An accident victim missing his testicles.
It had piqued my interest, sure it had, but that wasn’t hard to do. Not these days. I covered birthday parties, traveling rodeos, and used-car dealership openings, a charity case quietly doing his penance.
It might have all stopped here.
Except for two things.
I LIVED IN A RENTED HOUSE.
When I came home, a plumber was working on my hot-water heater.
He was banging around downstairs with some kind of tool.
I hadn’t called a plumber.
When I informed him of this fact, he said, okay, then the home’s owner must have.
I hadn’t complained to the home’s owner.
My hot water was hot. There was nothing wrong with the heater.
Okay, he said, routine maintenance.
He smiled at me throughout. As if we were indulging in small talk at a party.
It made me feel uneasy. That and the slow realization we were alone in a basement. Basements are dark subterranean places you descended into at your own risk-every kid knows that. And there were other things. His face, for instance. His features were oddly indistinct-as if he hadn’t actually finished evolving yet. And there was his voice-squeaky high, as if he’d just sucked helium. It was decidedly creepy.
“Can I ask what company you’re with?” I said.
It was impossible to ignore what happened then.
To close my eyes to his ensuing hesitation.
Believe me, I tried.
There are certain questions bound to elicit a moment’s pause.
Do you love me?
Where were you tonight, honey?
Did you fabricate this story?
Yes, that one, too.
What company do you work for isn’t one of those questions.
I must’ve shrunk back, the way you can increase the physical distance between yourself and someone else without really moving. What you do in the presence of a stray dog who may, or may not, intend to rip your throat out.
You’re not supposed to show fear-every kid knows that, too.
We were both on to each other.
I felt the metal thing in his hand before I actually saw it.
SIX
It must’ve glanced off my forehead.
That’s what I determined later.
That I managed to turn my head just enough to avoid a dead-on blow. Nothing really hurt then-my nerve endings were numbed by the natural Novocain of raw fear.
I must’ve touched my forehead to confirm that something had in fact hit me-I only know this because my forearm took the next shot. I went down.
I landed on a fluffy white cloud. The white shag remnant of the sixties I’d laboriously rolled up and carted downstairs upon moving in-this memory actually rattling around the head someone was trying to cave in.
He whispered something in that eerie falsetto, and came at me.
I instinctually covered up in expectation of two hundred or so pounds crash-landing on my bones. When I didn’t feel it, I picked my head up and peeked.
He was standing stock still, staring down at me.
He leaned down and tapped me on the shoulder, then smiled and took off up the stairs.

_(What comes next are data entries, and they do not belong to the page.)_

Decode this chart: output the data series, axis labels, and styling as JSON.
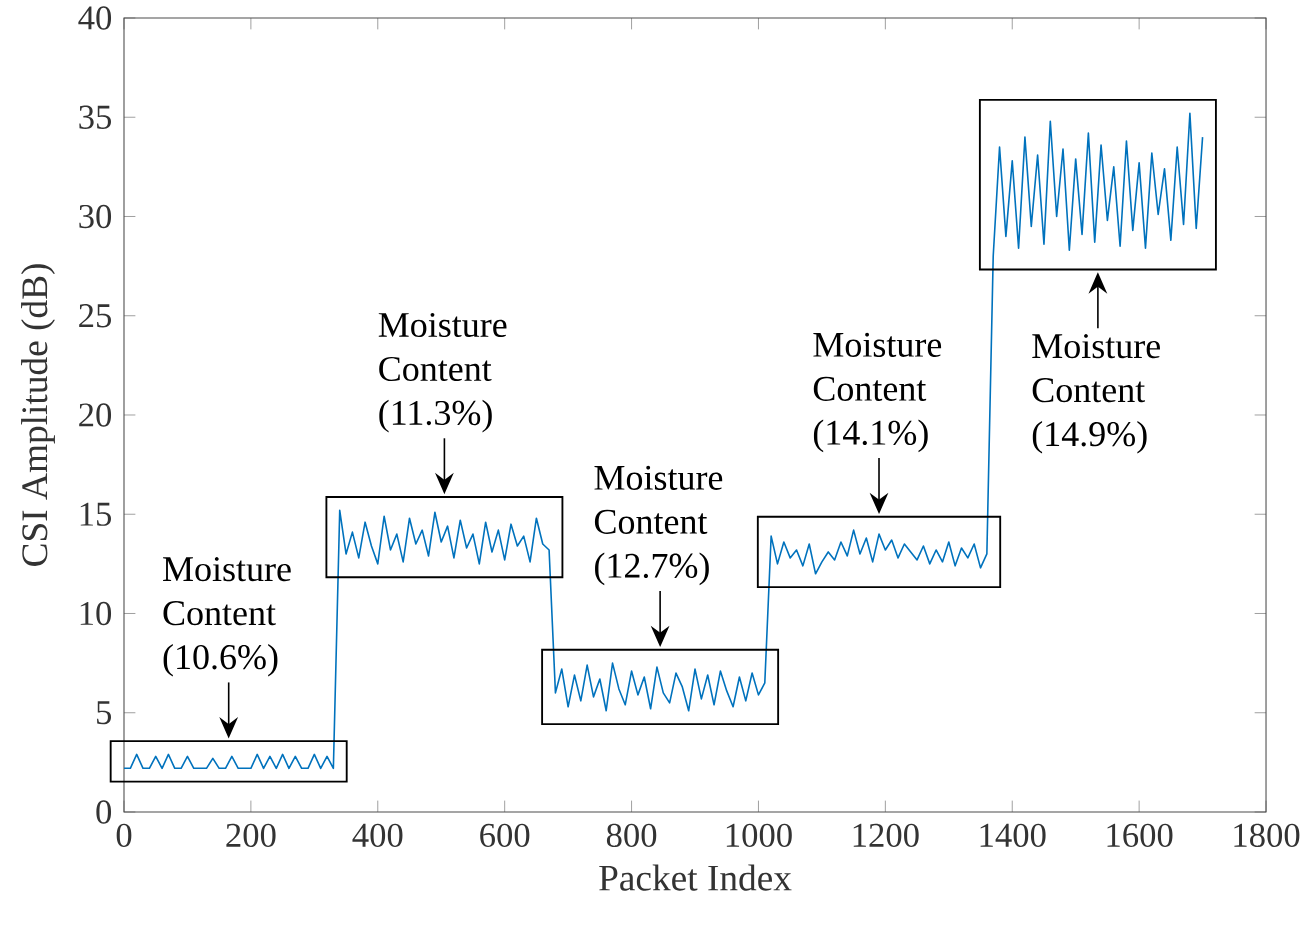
{
  "chart_data": {
    "type": "line",
    "xlabel": "Packet Index",
    "ylabel": "CSI Amplitude (dB)",
    "xlim": [
      0,
      1800
    ],
    "ylim": [
      0,
      40
    ],
    "xticks": [
      0,
      200,
      400,
      600,
      800,
      1000,
      1200,
      1400,
      1600,
      1800
    ],
    "yticks": [
      0,
      5,
      10,
      15,
      20,
      25,
      30,
      35,
      40
    ],
    "x": [
      0,
      10,
      20,
      30,
      40,
      50,
      60,
      70,
      80,
      90,
      100,
      110,
      120,
      130,
      140,
      150,
      160,
      170,
      180,
      190,
      200,
      210,
      220,
      230,
      240,
      250,
      260,
      270,
      280,
      290,
      300,
      310,
      320,
      330,
      340,
      350,
      360,
      370,
      380,
      390,
      400,
      410,
      420,
      430,
      440,
      450,
      460,
      470,
      480,
      490,
      500,
      510,
      520,
      530,
      540,
      550,
      560,
      570,
      580,
      590,
      600,
      610,
      620,
      630,
      640,
      650,
      660,
      670,
      680,
      690,
      700,
      710,
      720,
      730,
      740,
      750,
      760,
      770,
      780,
      790,
      800,
      810,
      820,
      830,
      840,
      850,
      860,
      870,
      880,
      890,
      900,
      910,
      920,
      930,
      940,
      950,
      960,
      970,
      980,
      990,
      1000,
      1010,
      1020,
      1030,
      1040,
      1050,
      1060,
      1070,
      1080,
      1090,
      1100,
      1110,
      1120,
      1130,
      1140,
      1150,
      1160,
      1170,
      1180,
      1190,
      1200,
      1210,
      1220,
      1230,
      1240,
      1250,
      1260,
      1270,
      1280,
      1290,
      1300,
      1310,
      1320,
      1330,
      1340,
      1350,
      1360,
      1370,
      1380,
      1390,
      1400,
      1410,
      1420,
      1430,
      1440,
      1450,
      1460,
      1470,
      1480,
      1490,
      1500,
      1510,
      1520,
      1530,
      1540,
      1550,
      1560,
      1570,
      1580,
      1590,
      1600,
      1610,
      1620,
      1630,
      1640,
      1650,
      1660,
      1670,
      1680,
      1690,
      1700
    ],
    "series": [
      {
        "color": "#0072bd",
        "values": [
          2.2,
          2.2,
          2.9,
          2.2,
          2.2,
          2.8,
          2.2,
          2.9,
          2.2,
          2.2,
          2.8,
          2.2,
          2.2,
          2.2,
          2.7,
          2.2,
          2.2,
          2.8,
          2.2,
          2.2,
          2.2,
          2.9,
          2.2,
          2.8,
          2.2,
          2.9,
          2.2,
          2.8,
          2.2,
          2.2,
          2.9,
          2.2,
          2.8,
          2.2,
          15.2,
          13.0,
          14.1,
          12.8,
          14.6,
          13.4,
          12.5,
          14.9,
          13.2,
          14.0,
          12.6,
          14.8,
          13.5,
          14.2,
          12.9,
          15.1,
          13.6,
          14.4,
          12.8,
          14.7,
          13.3,
          14.0,
          12.5,
          14.6,
          13.1,
          14.2,
          12.7,
          14.5,
          13.4,
          13.9,
          12.6,
          14.8,
          13.5,
          13.2,
          6.0,
          7.2,
          5.3,
          6.9,
          5.6,
          7.4,
          5.8,
          6.7,
          5.1,
          7.5,
          6.2,
          5.4,
          7.1,
          5.9,
          6.8,
          5.2,
          7.3,
          6.0,
          5.5,
          7.0,
          6.3,
          5.1,
          7.2,
          5.7,
          6.9,
          5.4,
          7.1,
          6.1,
          5.3,
          6.8,
          5.6,
          7.0,
          5.9,
          6.5,
          13.9,
          12.5,
          13.6,
          12.8,
          13.2,
          12.4,
          13.5,
          12.0,
          12.6,
          13.1,
          12.7,
          13.6,
          12.9,
          14.2,
          13.0,
          13.8,
          12.6,
          14.0,
          13.2,
          13.7,
          12.8,
          13.5,
          13.1,
          12.7,
          13.4,
          12.5,
          13.2,
          12.6,
          13.6,
          12.4,
          13.3,
          12.8,
          13.5,
          12.3,
          13.0,
          28.0,
          33.5,
          29.0,
          32.8,
          28.4,
          34.0,
          29.5,
          33.1,
          28.6,
          34.8,
          30.0,
          33.4,
          28.3,
          32.9,
          29.1,
          34.2,
          28.7,
          33.6,
          29.8,
          32.5,
          28.5,
          33.8,
          29.3,
          32.7,
          28.4,
          33.2,
          30.1,
          32.4,
          28.8,
          33.5,
          29.6,
          35.2,
          29.4,
          34.0
        ]
      }
    ],
    "annotations": [
      "Moisture Content (10.6%)",
      "Moisture Content (11.3%)",
      "Moisture Content (12.7%)",
      "Moisture Content (14.1%)",
      "Moisture Content (14.9%)"
    ]
  }
}
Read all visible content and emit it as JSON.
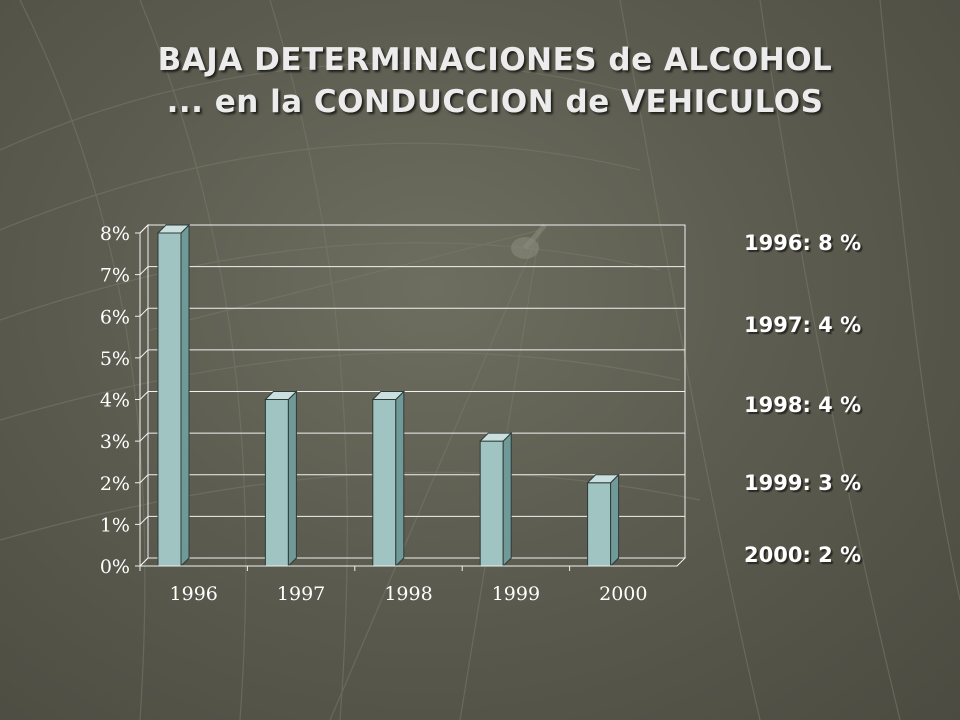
{
  "slide": {
    "title_line1": "BAJA DETERMINACIONES de ALCOHOL",
    "title_line2": "... en la CONDUCCION de VEHICULOS",
    "side_labels": [
      "1996: 8 %",
      "1997: 4 %",
      "1998: 4 %",
      "1999: 3 %",
      "2000: 2 %"
    ]
  },
  "colors": {
    "bar_front": "#9fc4c2",
    "bar_side": "#6f9a97",
    "bar_top": "#c9e0de",
    "grid": "#f2f2f2",
    "text": "#ffffff"
  },
  "chart_data": {
    "type": "bar",
    "categories": [
      "1996",
      "1997",
      "1998",
      "1999",
      "2000"
    ],
    "values": [
      8,
      4,
      4,
      3,
      2
    ],
    "ylim": [
      0,
      8
    ],
    "yticks": [
      0,
      1,
      2,
      3,
      4,
      5,
      6,
      7,
      8
    ],
    "ytick_labels": [
      "0%",
      "1%",
      "2%",
      "3%",
      "4%",
      "5%",
      "6%",
      "7%",
      "8%"
    ],
    "grid": true,
    "style": "3d-bar",
    "xlabel": "",
    "ylabel": ""
  }
}
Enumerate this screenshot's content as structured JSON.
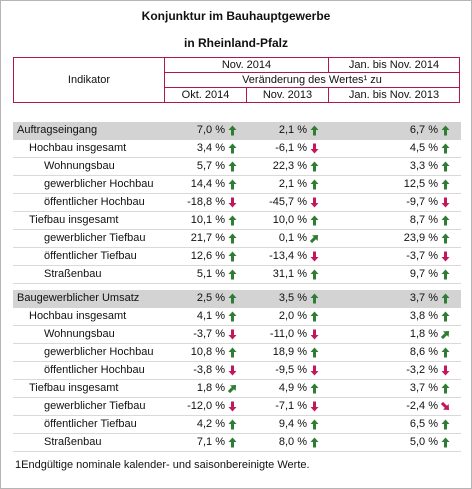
{
  "header": {
    "title_line1": "Konjunktur im Bauhauptgewerbe",
    "title_line2": "in Rheinland-Pfalz"
  },
  "table": {
    "columns": {
      "indicator": "Indikator",
      "period_a": "Nov. 2014",
      "period_b": "Jan. bis Nov. 2014",
      "change": "Veränderung des Wertes¹ zu",
      "sub": [
        "Okt. 2014",
        "Nov. 2013",
        "Jan. bis Nov. 2013"
      ]
    },
    "groups": [
      {
        "rows": [
          {
            "label": "Auftragseingang",
            "values": [
              "7,0 %",
              "2,1 %",
              "6,7 %"
            ]
          },
          {
            "label": "Hochbau insgesamt",
            "values": [
              "3,4 %",
              "-6,1 %",
              "4,5 %"
            ]
          },
          {
            "label": "Wohnungsbau",
            "values": [
              "5,7 %",
              "22,3 %",
              "3,3 %"
            ]
          },
          {
            "label": "gewerblicher Hochbau",
            "values": [
              "14,4 %",
              "2,1 %",
              "12,5 %"
            ]
          },
          {
            "label": "öffentlicher Hochbau",
            "values": [
              "-18,8 %",
              "-45,7 %",
              "-9,7 %"
            ]
          },
          {
            "label": "Tiefbau insgesamt",
            "values": [
              "10,1 %",
              "10,0 %",
              "8,7 %"
            ]
          },
          {
            "label": "gewerblicher Tiefbau",
            "values": [
              "21,7 %",
              "0,1 %",
              "23,9 %"
            ]
          },
          {
            "label": "öffentlicher Tiefbau",
            "values": [
              "12,6 %",
              "-13,4 %",
              "-3,7 %"
            ]
          },
          {
            "label": "Straßenbau",
            "values": [
              "5,1 %",
              "31,1 %",
              "9,7 %"
            ]
          }
        ]
      },
      {
        "rows": [
          {
            "label": "Baugewerblicher Umsatz",
            "values": [
              "2,5 %",
              "3,5 %",
              "3,7 %"
            ]
          },
          {
            "label": "Hochbau insgesamt",
            "values": [
              "4,1 %",
              "2,0 %",
              "3,8 %"
            ]
          },
          {
            "label": "Wohnungsbau",
            "values": [
              "-3,7 %",
              "-11,0 %",
              "1,8 %"
            ]
          },
          {
            "label": "gewerblicher Hochbau",
            "values": [
              "10,8 %",
              "18,9 %",
              "8,6 %"
            ]
          },
          {
            "label": "öffentlicher Hochbau",
            "values": [
              "-3,8 %",
              "-9,5 %",
              "-3,2 %"
            ]
          },
          {
            "label": "Tiefbau insgesamt",
            "values": [
              "1,8 %",
              "4,9 %",
              "3,7 %"
            ]
          },
          {
            "label": "gewerblicher Tiefbau",
            "values": [
              "-12,0 %",
              "-7,1 %",
              "-2,4 %"
            ]
          },
          {
            "label": "öffentlicher Tiefbau",
            "values": [
              "4,2 %",
              "9,4 %",
              "6,5 %"
            ]
          },
          {
            "label": "Straßenbau",
            "values": [
              "7,1 %",
              "8,0 %",
              "5,0 %"
            ]
          }
        ]
      }
    ]
  },
  "footnote": {
    "marker": "1",
    "text": "Endgültige nominale kalender- und saisonbereinigte Werte."
  }
}
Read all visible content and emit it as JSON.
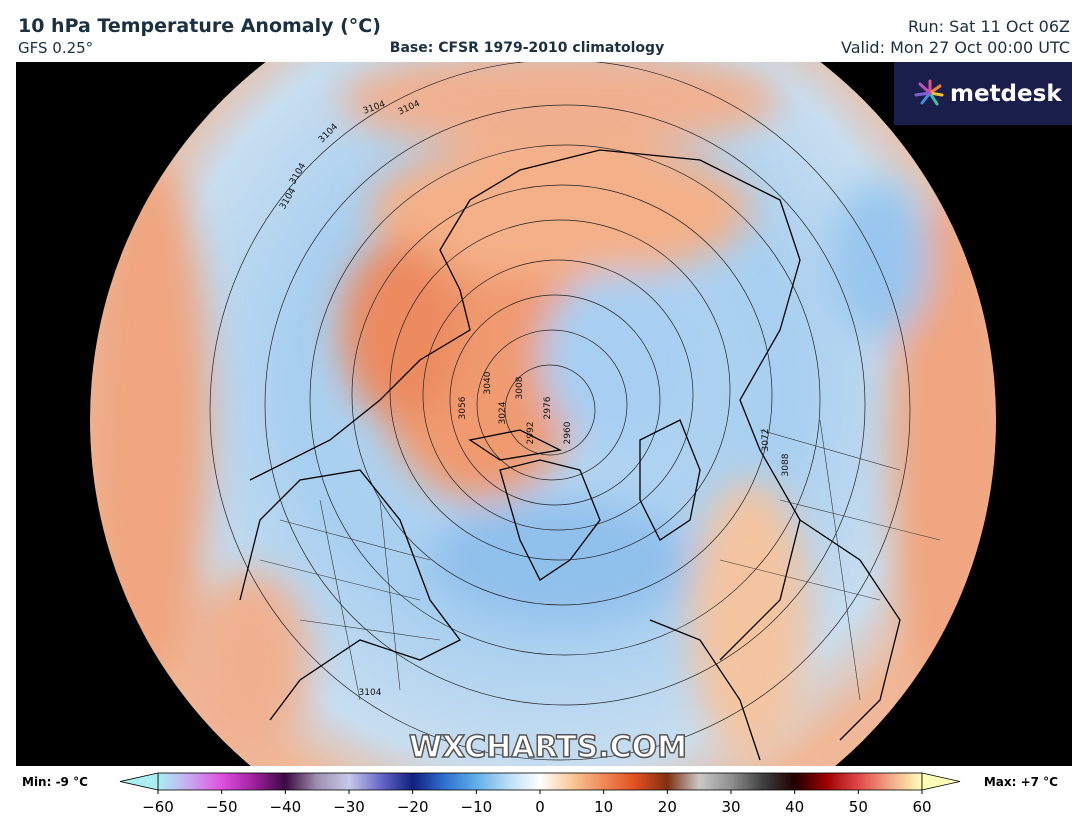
{
  "header": {
    "title": "10 hPa Temperature Anomaly (°C)",
    "model": "GFS 0.25°",
    "base": "Base: CFSR 1979-2010 climatology",
    "run": "Run: Sat 11 Oct 06Z",
    "valid": "Valid: Mon 27 Oct 00:00 UTC"
  },
  "logo": "metdesk",
  "watermark": "WXCHARTS.COM",
  "map": {
    "contour_labels": [
      "3104",
      "3104",
      "3104",
      "3104",
      "3104",
      "3056",
      "3040",
      "3024",
      "3008",
      "2992",
      "2976",
      "2960",
      "3072",
      "3088",
      "3104"
    ]
  },
  "colorbar": {
    "min_label": "Min: -9 °C",
    "max_label": "Max: +7 °C",
    "range": [
      -60,
      60
    ],
    "ticks": [
      {
        "value": -60,
        "label": "−60"
      },
      {
        "value": -50,
        "label": "−50"
      },
      {
        "value": -40,
        "label": "−40"
      },
      {
        "value": -30,
        "label": "−30"
      },
      {
        "value": -20,
        "label": "−20"
      },
      {
        "value": -10,
        "label": "−10"
      },
      0,
      10,
      20,
      30,
      40,
      50,
      60
    ],
    "colors": [
      "#a8f0f0",
      "#c8a8f0",
      "#e050e0",
      "#a020a0",
      "#3a0a40",
      "#a090b0",
      "#c8c8e8",
      "#6868c8",
      "#102080",
      "#3070d0",
      "#60b0e8",
      "#b8dcf4",
      "#ffffff",
      "#f8c898",
      "#f08858",
      "#e05020",
      "#803010",
      "#c8c8c8",
      "#909090",
      "#404040",
      "#200000",
      "#a00000",
      "#e04848",
      "#f0a888",
      "#ffffb8"
    ]
  }
}
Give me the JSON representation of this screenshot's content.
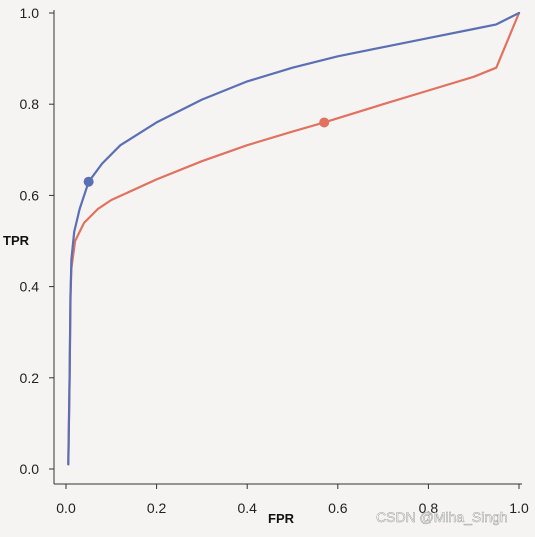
{
  "chart_data": {
    "type": "line",
    "xlabel": "FPR",
    "ylabel": "TPR",
    "xlim": [
      0,
      1
    ],
    "ylim": [
      0,
      1
    ],
    "x_ticks": [
      "0.0",
      "0.2",
      "0.4",
      "0.6",
      "0.8",
      "1.0"
    ],
    "y_ticks": [
      "0.0",
      "0.2",
      "0.4",
      "0.6",
      "0.8",
      "1.0"
    ],
    "grid": false,
    "series": [
      {
        "color": "#5b6fb4",
        "points": [
          [
            0.005,
            0.01
          ],
          [
            0.008,
            0.2
          ],
          [
            0.01,
            0.38
          ],
          [
            0.012,
            0.46
          ],
          [
            0.018,
            0.52
          ],
          [
            0.03,
            0.57
          ],
          [
            0.05,
            0.63
          ],
          [
            0.08,
            0.67
          ],
          [
            0.12,
            0.71
          ],
          [
            0.2,
            0.76
          ],
          [
            0.3,
            0.81
          ],
          [
            0.4,
            0.85
          ],
          [
            0.5,
            0.88
          ],
          [
            0.6,
            0.905
          ],
          [
            0.7,
            0.925
          ],
          [
            0.8,
            0.945
          ],
          [
            0.9,
            0.965
          ],
          [
            0.95,
            0.975
          ],
          [
            1.0,
            1.0
          ]
        ],
        "marker": [
          0.05,
          0.63
        ]
      },
      {
        "color": "#e2725f",
        "points": [
          [
            0.005,
            0.01
          ],
          [
            0.008,
            0.2
          ],
          [
            0.01,
            0.38
          ],
          [
            0.012,
            0.44
          ],
          [
            0.02,
            0.5
          ],
          [
            0.04,
            0.54
          ],
          [
            0.07,
            0.57
          ],
          [
            0.1,
            0.59
          ],
          [
            0.2,
            0.635
          ],
          [
            0.3,
            0.675
          ],
          [
            0.4,
            0.71
          ],
          [
            0.5,
            0.74
          ],
          [
            0.57,
            0.76
          ],
          [
            0.7,
            0.8
          ],
          [
            0.8,
            0.83
          ],
          [
            0.9,
            0.86
          ],
          [
            0.95,
            0.88
          ],
          [
            1.0,
            1.0
          ]
        ],
        "marker": [
          0.57,
          0.76
        ]
      }
    ]
  },
  "watermark": "CSDN @Miha_Singh"
}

I lay there till I heard the screen door rattle shut.
You’re it.
What he’d whispered to me.
FRANK FUTILLO, MD-MY BOWLING OPPONENT OF THE OTHER NIGHT-pronounced me more or less okay.
“A contusion on your arm, a head bruise, but that’s pretty much it. What did he hit you with?”
“I don’t know. Something metal.”
I was sitting on that waxy paper that is used to cover every doctor’s examination table in America, and trying mightily not to smell the ammonia. It was a scent I forever associated with childhood falls. Only it was my brother Jimmy who was always falling.
Never me.
“Yeah, well, all in all, I’d say you got off pretty easy,” Dr. Futillo said.
“You mean compared to the average person assaulted by a stranger in their basement?”